Improved Power Analysis Attacks on Falcon
Falcon is one of the three post-quantum signature schemes selected for standardization by NIST. Due to its low bandwidth and high efficiency, Falcon is seen as an attractive option for quantum-safe embedded systems. In this work, we study Falcon’s side-channel resistance by analysing its Gaussian samplers. Our results are mainly twofold. The first result is an improved key recovery exploiting the leakage within the base sampler investigated by Guerreau et al. (CHES 2022). Instead of resorting to the fourth moment as in former parallelepiped-learning attacks, we work with the second order statistics covariance and use its spectral decomposition to recover the secret information. Our approach substantially reduces the the requirement of measurements and computation resources: 220 000 traces is sufficient to recover the secret key of Falcon-512 within half an hour with a probability of ≈ 25%. As a comparison, even with 106 traces, the former attack still needs about 1000 hours CPU time of lattice reduction for a full key recovery. In addition, our approach is robust to inaccurate leakage classification, which is another advantage over parallelepiped-learning attacks. Our second result is a practical power analysis targeting the integer Gaussian sampler of Falcon. The analysis relies on the leakage of random sign flip within the integer Gaussian sampling. This leakage was exposed in 2018 by Kim and Hong, but it is not considered in the Falcon’s implementation and unexploited for side-channel analysis until now. We identify the leakage within the reference implementation of Falcon on an ARM Cortex-M4 STM32F407IGT6 microprocessor. We also show that this single bit of leakage is in effect enough for practical key recovery: with 170 000 traces one can fully recover the key of Falcon-512 within half an hour. Furthermore, combining the sign leakage and the aforementioned leakage, one can recover the key with only 45 000 signature measurements in a short time. As a by-product, we also extend our power analysis to Mitaka that is a recent variant of Falcon. The same leakages exist within the integer Gaussian samplers of Mitaka, and they can also be used to mount key recovery attacks. Nevertheless, the key recovery in Mitaka requires much more traces than it does in Falcon, due to their different lattice Gaussian samplers.

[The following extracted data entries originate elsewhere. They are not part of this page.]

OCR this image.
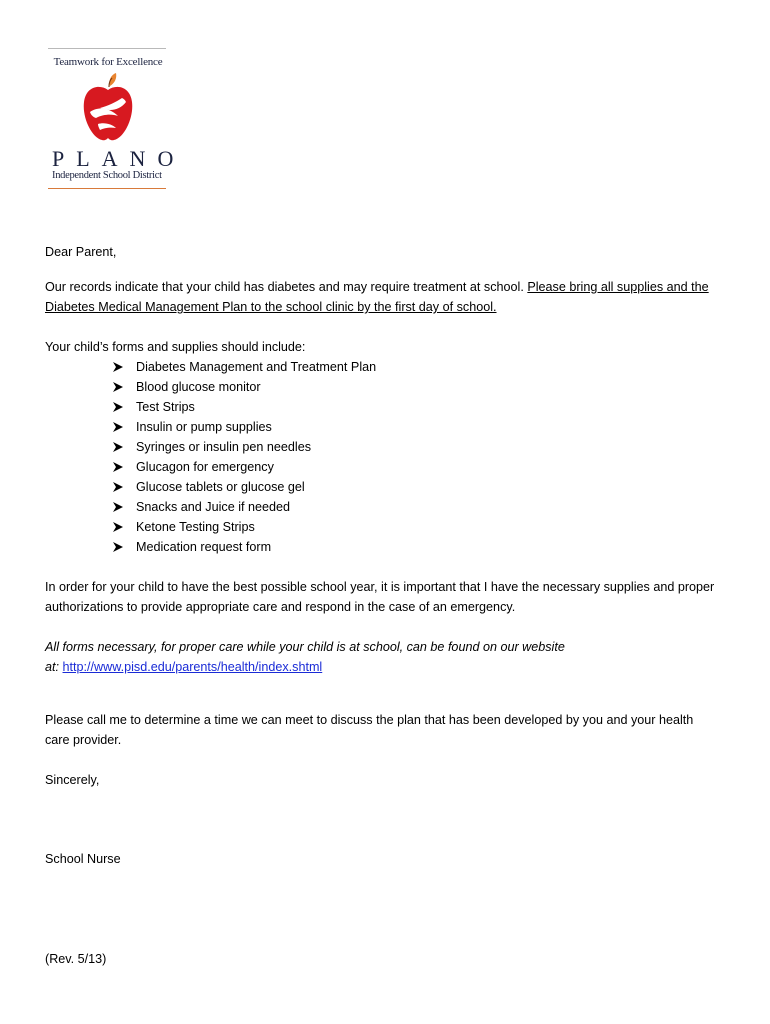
Teamwork for Excellence
PLANO
Independent School District
Dear Parent,
Our records indicate that your child has diabetes and may require treatment at school. Please bring all supplies and the
Diabetes Medical Management Plan to the school clinic by the first day of school.
Your child’s forms and supplies should include:
Diabetes Management and Treatment Plan
Blood glucose monitor
Test Strips
Insulin or pump supplies
Syringes or insulin pen needles
Glucagon for emergency
Glucose tablets or glucose gel
Snacks and Juice if needed
Ketone Testing Strips
Medication request form
In order for your child to have the best possible school year, it is important that I have the necessary supplies and proper
authorizations to provide appropriate care and respond in the case of an emergency.
All forms necessary, for proper care while your child is at school, can be found on our website
at: http://www.pisd.edu/parents/health/index.shtml
Please call me to determine a time we can meet to discuss the plan that has been developed by you and your health
care provider.
Sincerely,
School Nurse
(Rev. 5/13)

Towards a Simpler Lattice Gadget Toolkit 📺
Shiduo Zhang Yang Yu
As a building block, gadgets and associated algorithms are widely used in advanced lattice cryptosystems. The gadget algorithms for power-of-base moduli are very efficient and simple, however the current algorithms for arbitrary moduli are still complicated and practically more costly despite several efforts. Considering the necessity of arbitrary moduli, developing simpler and more practical gadget algorithms for arbitrary moduli is crucial to improving the practical performance of lattice based applications. In this work, we propose two new gadget sampling algorithms for arbitrary moduli. Our first algorithm is for gadget Gaussian sampling. It is simple and efficient. One distinguishing feature of our Gaussian sampler is that it does not need floating-point arithmetic, which makes it better compatible with constrained environments. Our second algorithm is for gadget subgaussian sampling. Compared with the existing algorithm, it is simpler, faster, and requires asymptotically less randomness. In addition, our subgaussian sampler achieves an almost equal quality for different practical parameters. Overall these two algorithms provide simpler options for gadget algorithms and enhance the practicality of the gadget toolkit.